Casey Stoner opens up about the difficulties of living with chronic fatigue syndrome and states Ducati's 'lack of respect' for riders has worsened

Casey Stoner

Casey Stoner has opened up about his battle against chronic fatigue syndrome, revealing his condition is improving but that it made him so ‘completely useless’ for two years that he couldn’t play with his children.

The two-time MotoGP World Champion revealed in November 2020 he has been living with CFS, - otherwise known as ME - for two years, symptoms of which include difficulty thinking, sore throats, headaches and severe tiredness.

Stoner now believes a misdiagnosis of being lactose intolerant earlier on in his racing career was in fact Epstein-Barr, an energy-sapping illness that has halted the career of several riders. 

The Australian believes he was racing on while suffering with the virus and which doctors believe would go on to trigger his current condition.

“I raced with Esptein-Barr but chronic fatigue syndrome is a whole other level,” he told Australian Motorcycle News in a wide ranging interview. “It’s been terrible. I didn’t believe it existed. It started after I had my injured shoulder reconstructed in 2018. 

“When I began training after the operation I was collapsing halfway through gym sessions. Eventually I got diagnosed with chronic fatigue syndrome. I spent six months never getting any further than from the bedroom to the couch. That was it, that was my day.”

“For two years I was completely useless, even with my kids. I had no energy to do anything with them; I was just trying to survive. Then I’d have a few good days and think I was coming out of it, so I’d do a few things and then I’d have to spend another few weeks on the couch.

“It took me more than a year to learn that no matter how good I was feeling, don’t do anything. It’s had a big effect on the family.
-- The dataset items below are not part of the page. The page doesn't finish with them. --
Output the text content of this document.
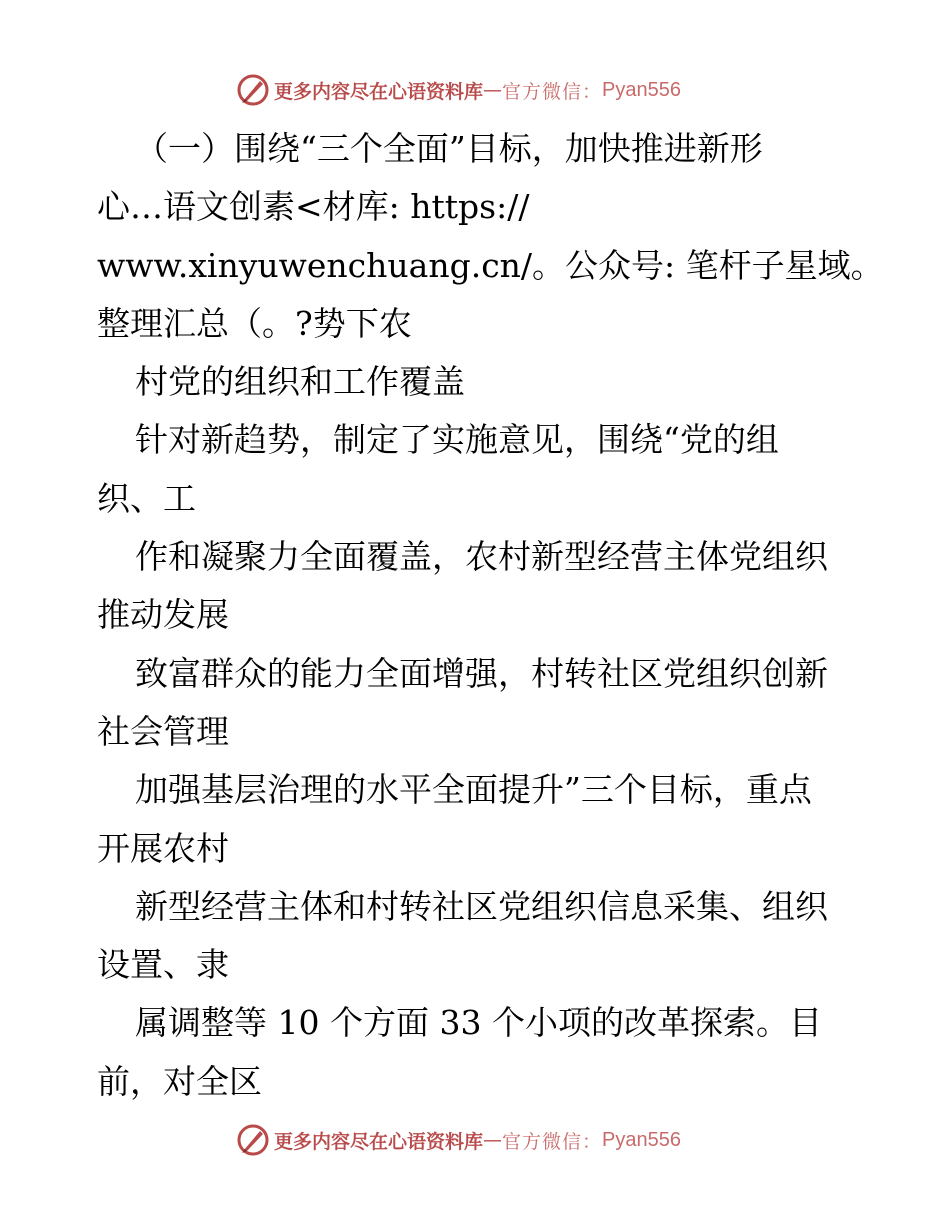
更多内容尽在心语资料库 — 官方微信： Pyan556
（一）围绕“三个全面”目标，加快推进新形
心…语文创素<材库: https://
www.xinyuwenchuang.cn/。公众号: 笔杆子星域。
整理汇总（。?势下农
村党的组织和工作覆盖
针对新趋势，制定了实施意见，围绕“党的组
织、工
作和凝聚力全面覆盖，农村新型经营主体党组织
推动发展
致富群众的能力全面增强，村转社区党组织创新
社会管理
加强基层治理的水平全面提升”三个目标，重点
开展农村
新型经营主体和村转社区党组织信息采集、组织
设置、隶
属调整等 10 个方面 33 个小项的改革探索。目
前，对全区
更多内容尽在心语资料库 — 官方微信： Pyan556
Adriana has had to pick up a lot of work because she has to look after me and the kids, but she’s been fantastic, everyone has.

A rider known for shying away from the rigours of MotoGP life off the track, very little was known about Stoner in the years leading up to his 2020 revelation. 

However, he says he has a better handle on the illness now, even though there is no certainty he will ever overcome it.

“The last few months have been the best I’ve had in three and a half years,” he continued. “I’ve felt better and more alert. Even talking to you now, I’m not forgetting words like I normally do. And I’ve learned to accept it – I’m not going through cancer. It’s debilitating, but it’s not the end of the world.”

Casey Stoner skewers Ducati for its 'lack of respect'

Regarded as something of an enigma in MotoGP terms, Stoner sensationally called an end to his racing career at the end of the 2012 season aged only 26. This was despite Honda offering to double his salary to entice him to stay.

“I’m not going to lie. The last offer I got, maybe I was stupid to turn it down, but you’re either someone who does it for the love or someone who does it for the money. I made more money than I ever imagined, so I’ve been very happy with my decision.”

In seven seasons Stoner achieved 38 wins from 115 GP starts, achieving 23 of those successes with Ducati. 

He remains the only rider to have won a world title on Ducati machinery, while he is one of only five riders to have won GP racing’s premier class with two different manufacturers after securing the 2011 title with Honda.

However, he doesn’t look back on his time at Ducati favourably and has repeatedly called out the team for the way it approached his well-being, saying he jumped ship to Honda at the first opportunity, before adding the situation at the Italian team is worse today.

“In every possible way the Honda deal was better than Ducati’s so why would I stay with them? I wasn’t getting respect there.

“I think they’re getting worse at looking after their riders. Time and again they’ve shown zero loyalty to riders because they really do believe they’ve got the best bike.”